8 Los jóvenes me veían y se escondían. Los ancianos se levantaban y permanecían en pie. 9 Los magistrados detenían sus palabras y ponían la mano sobre sus bocas. 10 La voz de los nobles enmudecía y su lengua se les pegaba al paladar.
11 Los oídos que me escuchaban me llamaban bienaventurado, y los ojos que me miraban daban testimonio a mi favor. 12 Porque yo libraba al pobre que clamaba y al huérfano que no tenía ayudador. 13 La bendición del que iba a perecer caía sobre mí, y daba alegría al corazón de la viuda.
14 Me vestía de rectitud y con ella me cubría. Mi justicia era como un manto y un turbante. 15 Yo era ojos para el ciego y pies para el cojo. 16 Era padre de los menesterosos. Me informaba con diligencia de la causa que no entendía. 17 Rompía las quijadas del perverso y de sus dientes arrancaba la presa.
18 Me decía: En mi nido moriré, y como la arena multiplicaré mis días. 19 Mi raíz se extendía hacia las aguas, y el rocío pernoctaba en mi ramaje. 20 Mi honra se renovaba en mí, y mi arco se fortalecía en mi mano.

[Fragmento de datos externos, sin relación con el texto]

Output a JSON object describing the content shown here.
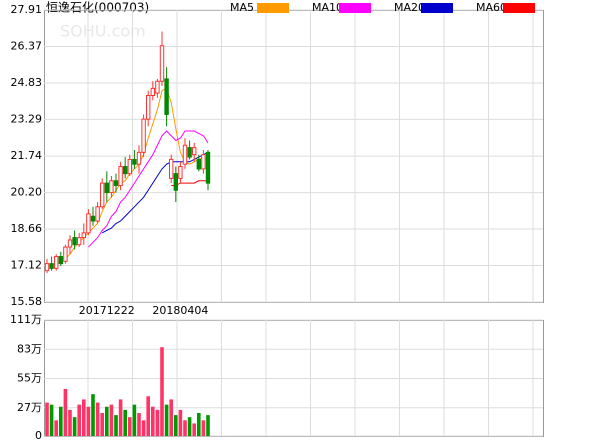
{
  "chart_data": {
    "type": "candlestick",
    "title": "恒逸石化(000703)",
    "categories": [
      null,
      null,
      null,
      null,
      null,
      null,
      null,
      null,
      null,
      null,
      null,
      null,
      null,
      "20171222",
      null,
      null,
      null,
      null,
      null,
      null,
      null,
      null,
      null,
      null,
      null,
      null,
      null,
      null,
      null,
      "20180404",
      null,
      null,
      null,
      null,
      null,
      null
    ],
    "up_color": "#ff3333",
    "down_color": "#008800",
    "open": [
      16.9,
      17.2,
      17.0,
      17.5,
      17.3,
      17.9,
      18.3,
      18.0,
      18.3,
      18.5,
      19.2,
      19.0,
      19.6,
      20.6,
      20.2,
      20.7,
      20.5,
      21.3,
      21.0,
      21.6,
      21.4,
      21.9,
      23.3,
      24.3,
      24.4,
      24.9,
      25.0,
      20.8,
      21.0,
      20.8,
      21.4,
      22.1,
      21.8,
      21.6,
      21.2,
      21.9
    ],
    "high": [
      17.4,
      17.5,
      17.6,
      17.7,
      18.0,
      18.4,
      18.6,
      18.5,
      18.9,
      19.5,
      19.6,
      19.8,
      20.8,
      21.1,
      20.9,
      21.0,
      21.5,
      21.7,
      21.8,
      22.0,
      22.2,
      23.5,
      24.5,
      24.9,
      25.0,
      27.0,
      25.5,
      21.8,
      21.3,
      21.5,
      22.5,
      22.4,
      22.3,
      21.8,
      22.0,
      22.0
    ],
    "low": [
      16.8,
      16.9,
      16.9,
      17.1,
      17.2,
      17.6,
      17.8,
      17.9,
      18.0,
      18.4,
      18.8,
      18.9,
      19.5,
      19.8,
      20.0,
      20.2,
      20.3,
      20.8,
      20.9,
      21.2,
      21.0,
      21.7,
      23.0,
      24.1,
      24.2,
      24.7,
      23.0,
      20.6,
      19.8,
      20.6,
      21.2,
      21.6,
      21.5,
      21.1,
      21.0,
      20.3
    ],
    "close": [
      17.2,
      17.0,
      17.5,
      17.2,
      17.9,
      18.2,
      18.0,
      18.3,
      18.5,
      19.3,
      19.0,
      19.6,
      20.6,
      20.2,
      20.7,
      20.5,
      21.3,
      21.0,
      21.6,
      21.4,
      21.9,
      23.3,
      24.3,
      24.6,
      24.9,
      26.4,
      23.5,
      21.6,
      20.3,
      21.3,
      22.2,
      21.7,
      22.1,
      21.2,
      21.8,
      20.6
    ],
    "ylim": [
      15.58,
      27.91
    ],
    "yticks": [
      27.91,
      26.37,
      24.83,
      23.29,
      21.74,
      {
        "value": 20.2,
        "label": "20.20"
      },
      18.66,
      17.12,
      15.58
    ],
    "series": [
      {
        "name": "MA5",
        "color": "#ff9900",
        "values": [
          null,
          null,
          null,
          null,
          17.4,
          17.6,
          17.9,
          18.1,
          18.3,
          18.5,
          18.7,
          18.9,
          19.4,
          19.8,
          20.0,
          20.3,
          20.6,
          20.7,
          21.0,
          21.2,
          21.4,
          21.8,
          22.5,
          23.1,
          23.7,
          24.5,
          24.6,
          24.0,
          22.9,
          21.9,
          21.5,
          21.4,
          21.5,
          21.6,
          21.7,
          21.5
        ]
      },
      {
        "name": "MA10",
        "color": "#ff00ff",
        "values": [
          null,
          null,
          null,
          null,
          null,
          null,
          null,
          null,
          null,
          17.9,
          18.1,
          18.3,
          18.6,
          18.8,
          19.2,
          19.4,
          19.8,
          20.0,
          20.3,
          20.6,
          20.9,
          21.2,
          21.5,
          21.8,
          22.2,
          22.6,
          22.8,
          22.6,
          22.4,
          22.5,
          22.8,
          22.8,
          22.8,
          22.7,
          22.6,
          22.3
        ]
      },
      {
        "name": "MA20",
        "color": "#0000cc",
        "values": [
          null,
          null,
          null,
          null,
          null,
          null,
          null,
          null,
          null,
          null,
          null,
          null,
          18.5,
          18.6,
          18.7,
          18.9,
          19.0,
          19.2,
          19.4,
          19.6,
          19.8,
          20.0,
          20.3,
          20.6,
          20.9,
          21.2,
          21.4,
          21.5,
          21.5,
          21.5,
          21.5,
          21.5,
          21.6,
          21.7,
          21.8,
          21.9
        ]
      },
      {
        "name": "MA60",
        "color": "#ff0000",
        "values": [
          null,
          null,
          null,
          null,
          null,
          null,
          null,
          null,
          null,
          null,
          null,
          null,
          null,
          null,
          null,
          null,
          null,
          null,
          null,
          null,
          null,
          null,
          null,
          null,
          null,
          null,
          null,
          20.5,
          20.5,
          20.6,
          20.6,
          20.6,
          20.6,
          20.7,
          20.7,
          20.7
        ]
      }
    ],
    "volume": {
      "values": [
        32,
        30,
        15,
        28,
        45,
        25,
        18,
        30,
        35,
        28,
        40,
        32,
        22,
        28,
        30,
        20,
        35,
        25,
        18,
        30,
        22,
        15,
        38,
        28,
        25,
        85,
        30,
        35,
        20,
        25,
        15,
        18,
        12,
        22,
        15,
        20
      ],
      "ylim": [
        0,
        111
      ],
      "yticks": [
        {
          "value": 111,
          "label": "111万"
        },
        {
          "value": 83,
          "label": "83万"
        },
        {
          "value": 55,
          "label": "55万"
        },
        {
          "value": 27,
          "label": "27万"
        },
        0
      ]
    }
  }
}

21 Me escuchaban, esperaban y guardaban silencio ante mi consejo. 22 Después de mi palabra no replicaban. Mi razón destilaba sobre ellos. 23 La esperaban como a la lluvia temprana, y abrían su boca como a la lluvia tardía. 24 Si me reía con ellos, no lo creían, y no tenían en menos la luz de mi semblante.
25 Yo les escogía el camino, y me sentaba entre ellos como su jefe. Yo vivía como un rey en medio de su tropa, como el que consuela a los que están de duelo.